After a life of loving the old, by natural law I turned old myself. Decades followed each other—thirty was terrifying, forty I never noticed because I was drunk, fifty was best with a total change of life, sixty extended the bliss of fifty—and then came my cancers, Jane’s death, and over the years I travelled to another universe. However alert we are, however much we think we know what will happen, antiquity remains an unknown, unanticipated galaxy. It is alien, and old people are a separate form of life. They have green skin, with two heads that sprout antennae.

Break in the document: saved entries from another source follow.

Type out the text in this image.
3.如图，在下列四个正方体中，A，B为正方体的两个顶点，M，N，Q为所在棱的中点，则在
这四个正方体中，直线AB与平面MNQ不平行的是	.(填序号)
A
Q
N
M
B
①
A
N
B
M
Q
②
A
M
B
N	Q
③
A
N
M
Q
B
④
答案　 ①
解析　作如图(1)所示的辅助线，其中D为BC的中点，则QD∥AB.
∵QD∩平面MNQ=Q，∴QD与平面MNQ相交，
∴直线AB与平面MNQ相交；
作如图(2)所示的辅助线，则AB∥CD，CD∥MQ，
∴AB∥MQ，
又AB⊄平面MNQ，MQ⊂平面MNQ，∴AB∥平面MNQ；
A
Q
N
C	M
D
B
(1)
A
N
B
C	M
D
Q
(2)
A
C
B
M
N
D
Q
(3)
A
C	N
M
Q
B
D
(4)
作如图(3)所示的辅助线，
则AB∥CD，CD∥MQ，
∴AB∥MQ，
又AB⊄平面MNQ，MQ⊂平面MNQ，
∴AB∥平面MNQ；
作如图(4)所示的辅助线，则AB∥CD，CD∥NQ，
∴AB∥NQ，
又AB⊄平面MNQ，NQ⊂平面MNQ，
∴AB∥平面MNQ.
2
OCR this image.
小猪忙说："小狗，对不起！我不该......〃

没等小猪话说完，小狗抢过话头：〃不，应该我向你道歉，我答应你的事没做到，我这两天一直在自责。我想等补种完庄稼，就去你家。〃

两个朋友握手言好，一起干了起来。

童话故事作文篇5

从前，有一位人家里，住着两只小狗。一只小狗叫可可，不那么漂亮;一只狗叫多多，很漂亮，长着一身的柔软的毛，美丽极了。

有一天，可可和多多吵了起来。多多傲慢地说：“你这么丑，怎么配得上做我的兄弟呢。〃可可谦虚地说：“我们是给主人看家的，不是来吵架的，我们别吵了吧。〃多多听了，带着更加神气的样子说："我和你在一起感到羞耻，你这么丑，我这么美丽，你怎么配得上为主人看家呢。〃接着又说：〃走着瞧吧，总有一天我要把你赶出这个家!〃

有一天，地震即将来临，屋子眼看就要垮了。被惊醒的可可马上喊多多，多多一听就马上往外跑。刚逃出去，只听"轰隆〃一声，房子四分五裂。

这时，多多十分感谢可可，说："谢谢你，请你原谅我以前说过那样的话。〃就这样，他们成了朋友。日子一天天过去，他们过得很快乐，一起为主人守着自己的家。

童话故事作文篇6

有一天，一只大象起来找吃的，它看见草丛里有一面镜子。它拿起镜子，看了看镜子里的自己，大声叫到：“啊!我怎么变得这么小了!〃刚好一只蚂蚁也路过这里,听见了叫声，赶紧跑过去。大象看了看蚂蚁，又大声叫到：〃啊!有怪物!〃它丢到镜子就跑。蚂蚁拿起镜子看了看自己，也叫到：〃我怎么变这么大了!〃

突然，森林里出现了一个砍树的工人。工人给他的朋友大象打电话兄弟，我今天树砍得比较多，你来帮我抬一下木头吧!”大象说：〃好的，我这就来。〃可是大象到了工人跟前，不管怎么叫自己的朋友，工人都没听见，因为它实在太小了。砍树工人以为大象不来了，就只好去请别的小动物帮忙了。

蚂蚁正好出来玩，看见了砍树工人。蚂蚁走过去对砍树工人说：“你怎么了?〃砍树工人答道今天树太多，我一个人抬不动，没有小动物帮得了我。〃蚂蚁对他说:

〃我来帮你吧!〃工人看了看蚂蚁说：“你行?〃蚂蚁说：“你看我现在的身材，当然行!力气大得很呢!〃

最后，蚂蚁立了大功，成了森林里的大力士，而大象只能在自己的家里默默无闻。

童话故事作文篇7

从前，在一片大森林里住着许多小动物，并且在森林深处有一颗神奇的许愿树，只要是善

They can be pleasant, they can be annoying—in the supermarket, these old old ladies won’t get out of my way—but most important they are permanently other. When we turn eighty, we understand that we are extraterrestrial. If we forget for a moment that we are old, we are reminded when we try to stand up, or when we encounter someone young, who appears to observe green skin, extra heads, and protuberances.

***

Whatever the season, I watch the barn. I see it through this snow in January, and in August I will gaze at trailing vines of roses on a trellis against the vertical boards. I watch at the height of summer and when darkness comes early in November. From my chair I look at the west side, a gorgeous amber laved by the setting sun, as rich to the eyes as the darkening sweet of bees’ honey. . . . Out the window, I watch a white landscape that turns pale green, dark green, yellow and red, brown again under bare branches, until snow falls again.